ここはかつて法持寺という広明寺の末寺であった。後継がなく三年前に廃寺となっていたのだが、今回浄観が住職に就任したのである。
法持寺は檀家を持っていないので、浄観は経済的には教団に完全に依存するしかない状態だった。形の上では異例の出世だが、結局浄観は教団の中で生かさず殺さず飼われているにすぎない。教団はただ単純に、妖怪とその眷属となった浄観を総本山広明寺の境内に入れたくなかったのだ。身内に置きたくはないが、手放してしまうと危険な存在。妖怪の眷属など、もはやまともな僧として認められなかった。
三年間人の住まなかった寺は荒れ果てていた。
石垣の上に植えられた生垣は好き勝手に枝を伸ばし、一部は根元から折れ崩れている。庭もやはり手入れされておらず、雑草が茫々に生えている。肝心の母屋もところどころ窓が割れていて、うらぶれた印象を与える。

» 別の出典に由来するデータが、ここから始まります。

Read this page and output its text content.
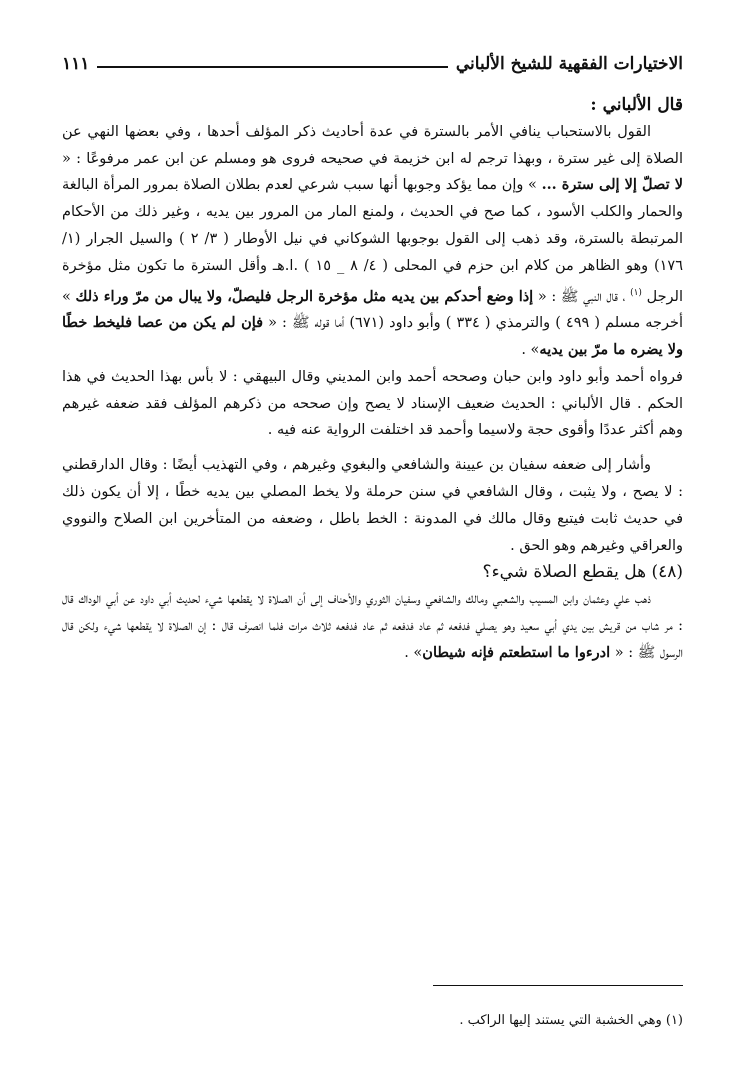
الاختيارات الفقهية للشيخ الألباني
١١١

قال الألباني :

القول بالاستحباب ينافي الأمر بالسترة في عدة أحاديث ذكر المؤلف أحدها ، وفي بعضها النهي عن الصلاة إلى غير سترة ، وبهذا ترجم له ابن خزيمة في صحيحه فروى هو ومسلم عن ابن عمر مرفوعًا : « لا تصلّ إلا إلى سترة ... » وإن مما يؤكد وجوبها أنها سبب شرعي لعدم بطلان الصلاة بمرور المرأة البالغة والحمار والكلب الأسود ، كما صح في الحديث ، ولمنع المار من المرور بين يديه ، وغير ذلك من الأحكام المرتبطة بالسترة، وقد ذهب إلى القول بوجوبها الشوكاني في نيل الأوطار ( ٣/ ٢ ) والسيل الجرار (١/ ١٧٦) وهو الظاهر من كلام ابن حزم في المحلى ( ٤/ ٨ _ ١٥ ) .ا.هـ وأقل السترة ما تكون مثل مؤخرة الرجل $^{(١)}$ ، قال النبي ﷺ : « إذا وضع أحدكم بين يديه مثل مؤخرة الرجل فليصلّ، ولا يبال من مرّ وراء ذلك » أخرجه مسلم ( ٤٩٩ ) والترمذي ( ٣٣٤ ) وأبو داود (٦٧١) أما قوله ﷺ : « فإن لم يكن من عصا فليخط خطًا ولا يضره ما مرّ بين يديه» .

فرواه أحمد وأبو داود وابن حبان وصححه أحمد وابن المديني وقال البيهقي : لا بأس بهذا الحديث في هذا الحكم . قال الألباني : الحديث ضعيف الإسناد لا يصح وإن صححه من ذكرهم المؤلف فقد ضعفه غيرهم وهم أكثر عددًا وأقوى حجة ولاسيما وأحمد قد اختلفت الرواية عنه فيه .

وأشار إلى ضعفه سفيان بن عيينة والشافعي والبغوي وغيرهم ، وفي التهذيب أيضًا : وقال الدارقطني : لا يصح ، ولا يثبت ، وقال الشافعي في سنن حرملة ولا يخط المصلي بين يديه خطًا ، إلا أن يكون ذلك في حديث ثابت فيتبع وقال مالك في المدونة : الخط باطل ، وضعفه من المتأخرين ابن الصلاح والنووي والعراقي وغيرهم وهو الحق .

(٤٨) هل يقطع الصلاة شيء؟

ذهب علي وعثمان وابن المسيب والشعبي ومالك والشافعي وسفيان الثوري والأحناف إلى أن الصلاة لا يقطعها شيء لحديث أبي داود عن أبي الوداك قال : مر شاب من قريش بين يدي أبي سعيد وهو يصلي فدفعه ثم عاد فدفعه ثم عاد فدفعه ثلاث مرات فلما انصرف قال : إن الصلاة لا يقطعها شيء ولكن قال الرسول ﷺ : « ادرءوا ما استطعتم فإنه شيطان» .

(١) وهي الخشبة التي يستند إليها الراكب .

しかし土蜘蛛は、そういう表層的なことには全く頓着せず、うれしそうに浄観を振り返って言った。
「良い場所じゃな。清い気に満ちておる。それに虫がいっぱいいそうじゃ!」
「いや、虫は排除していきたいのですが」
浄観のことばには耳を貸さず、土蜘蛛はふよふよとお尻を振りながら、未知なる母屋へと突撃していった。
「ちょっと! 手入れしていない建物ですから危ないですよ」
慌てて後を追うが、土蜘蛛は鍵の開いていた玄関の引き戸を勢いよく開けて、どんどん中へ入っていった。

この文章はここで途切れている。